Says Lia Betti, Senior Lecturer, Evolutionary Anthropology, University of Roehampton, London in the journal Proceedings of the Royal Society of London B: " A typical pelvic shape and typical childbirth pattern can differ among populations. An obstetrician's training is often based on a model of the pelvis that has been developed from European women... Especially in a multi-ethnic society, an update seems necessary. If a woman's birth canal is substantially different from the model described in textbooks, the movement of the baby will also deviate from the expected pattern.”

Betti, along with evolutionary ecologist Andrea Manica of the University of Cambridge in the United Kingdom, measured the pelvises of 348 female human skeletons from 24 different parts of the world. The birth canals were far from carbon copies of each other.

Debunking “Obstetrical Dilemma”

The shape of a mother’s birth canal is a tug-of-war between two opposing evolutionary forces: It needs to be wide enough to allow our big-brained babies to pass through, yet narrow enough to allow women to walk efficiently. The evolutionary compromise- commonly referred to as "Obstetrical Dilemma" is anything but close to the truth.

This, people thought, led to a twisted birth canal to make delivery easier.

“However, that was based – basically exclusively – on European women, who have a particularly twisted canal,” said Betti.

A newborn's route into the world is determined by the depth and width of the pelvic canal. Forcing births to conform to a single standard can be harmful to both mother and child.

World over, most medical training is based on Europeans. But unfortunately, just like fingerprints, humans from different races need to be treated based on their unique physiology. Most medical textbooks are based on European body type, and therefore there are inherent health risks in blindly going by these books.

How is it dangerous to base all assumptions on one birth canal size of one ethnicity?

The pelvic canals of women from Sub-Saharan Africa differ from Asians, Northern Europeans, and Native Americans. The size and shape, which varies in both width and depth, largely depend on the part of the world they live in.

Compounding factors like interpersonal and institutional racism, poverty, poor health care access, and environmental burdens disproportionately harm black mothers. These contribute to the risk of pregnancy-related deaths being three to four times higher for black women than for white women.
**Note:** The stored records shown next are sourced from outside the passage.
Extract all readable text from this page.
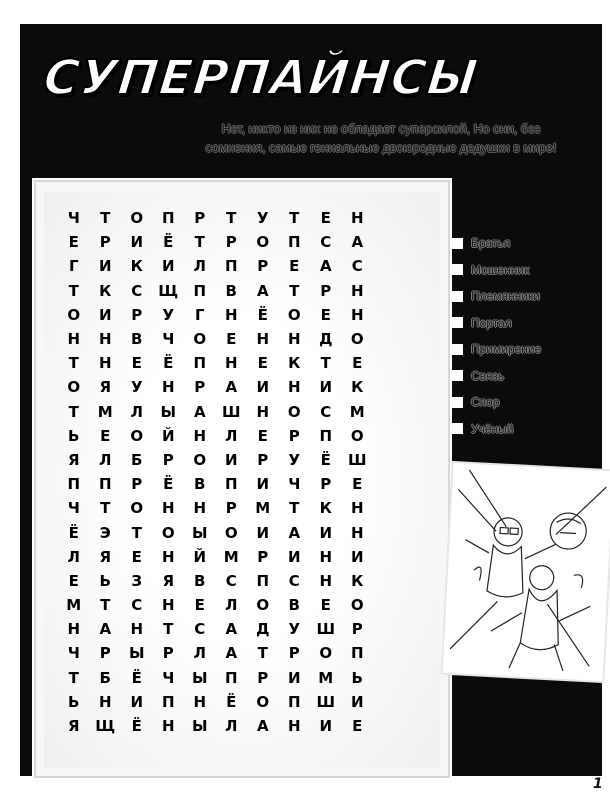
СУПЕРПАЙНСЫ
Нет, никто из них не обладает суперсилой, Но они, без сомнения, самые гениальные двоюродные дедушки в мире!
Ч	Т	О	П	Р	Т	У	Т	Е	Н
Е	Р	И	Ё	Т	Р	О	П	С	А
Г	И	К	И	Л	П	Р	Е	А	С
Т	К	С	Щ	П	В	А	Т	Р	Н
О	И	Р	У	Г	Н	Ё	О	Е	Н
Н	Н	В	Ч	О	Е	Н	Н	Д	О
Т	Н	Е	Ё	П	Н	Е	К	Т	Е
О	Я	У	Н	Р	А	И	Н	И	К
Т	М	Л	Ы	А	Ш	Н	О	С	М
Ь	Е	О	Й	Н	Л	Е	Р	П	О
Я	Л	Б	Р	О	И	Р	У	Ё	Ш
П	П	Р	Ё	В	П	И	Ч	Р	Е
Ч	Т	О	Н	Н	Р	М	Т	К	Н
Ё	Э	Т	О	Ы	О	И	А	И	Н
Л	Я	Е	Н	Й	М	Р	И	Н	И
Е	Ь	З	Я	В	С	П	С	Н	К
М	Т	С	Н	Е	Л	О	В	Е	О
Н	А	Н	Т	С	А	Д	У	Ш	Р
Ч	Р	Ы	Р	Л	А	Т	Р	О	П
Т	Б	Ё	Ч	Ы	П	Р	И	М	Ь
Ь	Н	И	П	Н	Ё	О	П	Ш	И
Я	Щ	Ё	Н	Ы	Л	А	Н	И	Е
Братья
Мошенник
Племянники
Портал
Примирение
Связь
Спор
Учёный
1
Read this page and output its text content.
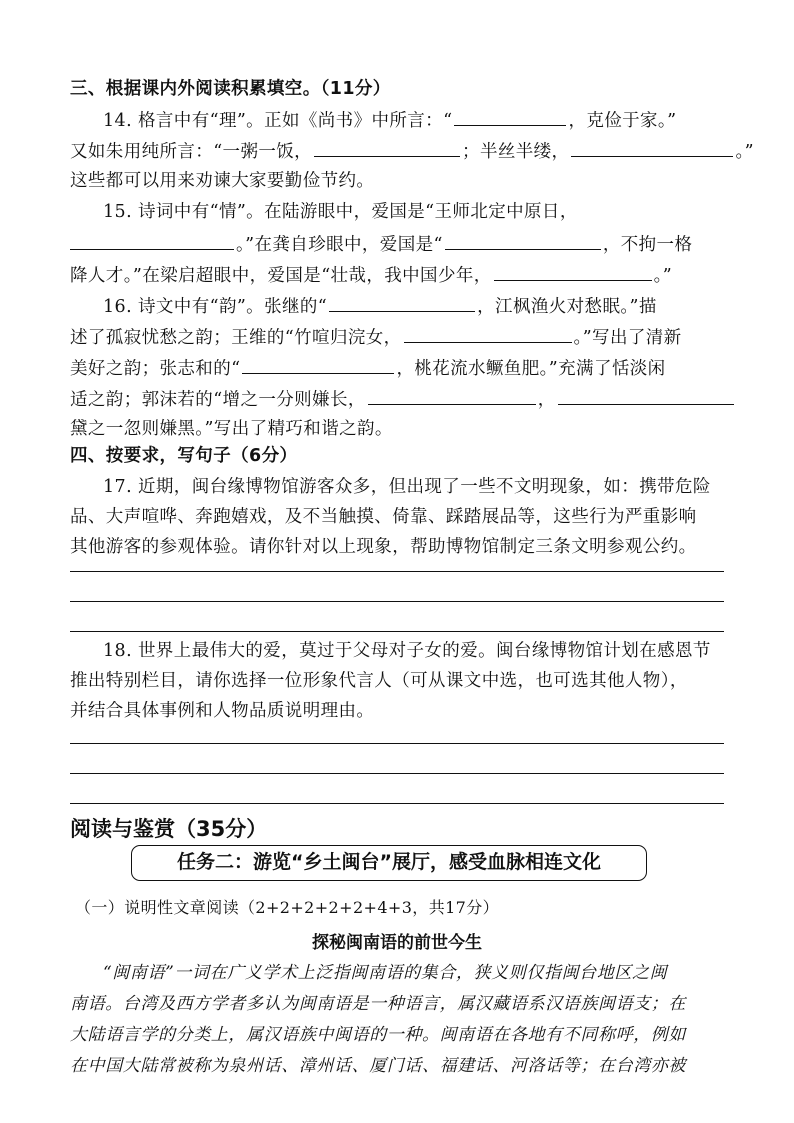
三、根据课内外阅读积累填空。（11分）
14. 格言中有“理”。正如《尚书》中所言：“	，克俭于家。”
又如朱用纯所言：“一粥一饭，	；半丝半缕，	。”
这些都可以用来劝谏大家要勤俭节约。
15. 诗词中有“情”。在陆游眼中，爱国是“王师北定中原日，
。”在龚自珍眼中，爱国是“	，不拘一格
降人才。”在梁启超眼中，爱国是“壮哉，我中国少年，	。”
16. 诗文中有“韵”。张继的“	，江枫渔火对愁眠。”描
述了孤寂忧愁之韵；王维的“竹喧归浣女，	。”写出了清新
美好之韵；张志和的“	，桃花流水鳜鱼肥。”充满了恬淡闲
适之韵；郭沫若的“增之一分则嫌长，	，
黛之一忽则嫌黑。”写出了精巧和谐之韵。
四、按要求，写句子（6分）
17. 近期，闽台缘博物馆游客众多，但出现了一些不文明现象，如：携带危险
品、大声喧哗、奔跑嬉戏，及不当触摸、倚靠、踩踏展品等，这些行为严重影响
其他游客的参观体验。请你针对以上现象，帮助博物馆制定三条文明参观公约。
18. 世界上最伟大的爱，莫过于父母对子女的爱。闽台缘博物馆计划在感恩节
推出特别栏目，请你选择一位形象代言人（可从课文中选，也可选其他人物），
并结合具体事例和人物品质说明理由。
阅读与鉴赏（35分）
任务二：游览“乡土闽台”展厅，感受血脉相连文化
（一）说明性文章阅读（2+2+2+2+2+4+3，共17分）
探秘闽南语的前世今生
“闽南语”一词在广义学术上泛指闽南语的集合，狭义则仅指闽台地区之闽
南语。台湾及西方学者多认为闽南语是一种语言，属汉藏语系汉语族闽语支；在
大陆语言学的分类上，属汉语族中闽语的一种。闽南语在各地有不同称呼，例如
在中国大陆常被称为泉州话、漳州话、厦门话、福建话、河洛话等；在台湾亦被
Remember the horrendous consequences of forceps deliveries in the early-to-mid 20th century? Most of the techniques used to rotate babies during delivery were based on erroneous/ limited assumptions about the shape of the pelvis.

Limited prescriptions of what constitutes a “normal” pelvis or birthing process might lead doctors to perform unnecessary interventions — like induced labor, cesarean sections or the use of forceps- in the past.
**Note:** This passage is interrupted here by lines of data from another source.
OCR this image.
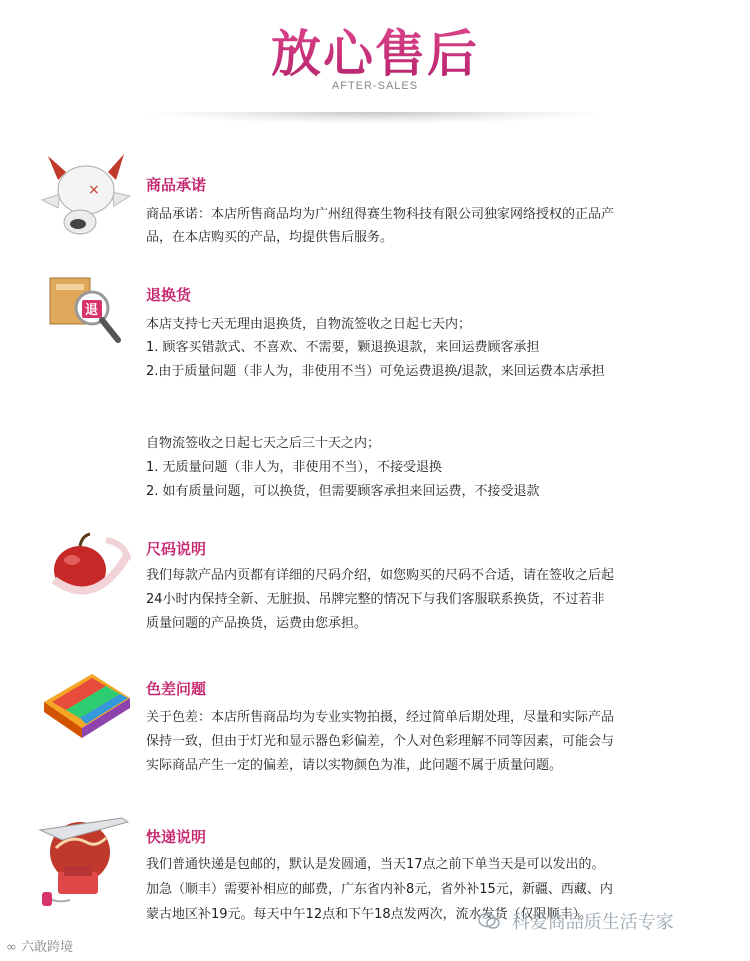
放心售后
AFTER-SALES
×	商品承诺
商品承诺：本店所售商品均为广州纽得赛生物科技有限公司独家网络授权的正品产
品，在本店购买的产品，均提供售后服务。
退
退换货
本店支持七天无理由退换货，自物流签收之日起七天内；
1. 顾客买错款式、不喜欢、不需要，颗退换退款，来回运费顾客承担
2.由于质量问题（非人为，非使用不当）可免运费退换/退款，来回运费本店承担
自物流签收之日起七天之后三十天之内；
1. 无质量问题（非人为，非使用不当），不接受退换
2. 如有质量问题，可以换货，但需要顾客承担来回运费，不接受退款
尺码说明
我们每款产品内页都有详细的尺码介绍，如您购买的尺码不合适，请在签收之后起
24小时内保持全新、无脏损、吊牌完整的情况下与我们客服联系换货，不过若非
质量问题的产品换货，运费由您承担。
色差问题
关于色差：本店所售商品均为专业实物拍摄，经过简单后期处理，尽量和实际产品
保持一致，但由于灯光和显示器色彩偏差，个人对色彩理解不同等因素，可能会与
实际商品产生一定的偏差，请以实物颜色为准，此问题不属于质量问题。
快递说明
我们普通快递是包邮的，默认是发圆通，当天17点之前下单当天是可以发出的。
加急（顺丰）需要补相应的邮费，广东省内补8元，省外补15元，新疆、西藏、内
蒙古地区补19元。每天中午12点和下午18点发两次，流水发货（仅限顺丰）。
∞ 六敢跨境
科爱商品质生活专家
According to Betti, there are problems with standard textbooks, as they base their descriptions of the anatomy of the birth canal – and how a baby must rotate as it passes through – on European women.

“A different pattern of childbirth that is considered odd for European women and therefore seems to ring alarm bells could be perfectly normal for other populations,” said Betti.

Whatever may be the reason for the diversity in the internal architecture of female pelvis, the need of the hour is to update textbooks, create specific obstetric training programs and resources that take ethnicity of the pregnant mother into consideration and provide practical solutions to protect women and children from the most dangerous day of their lives – the day of birth.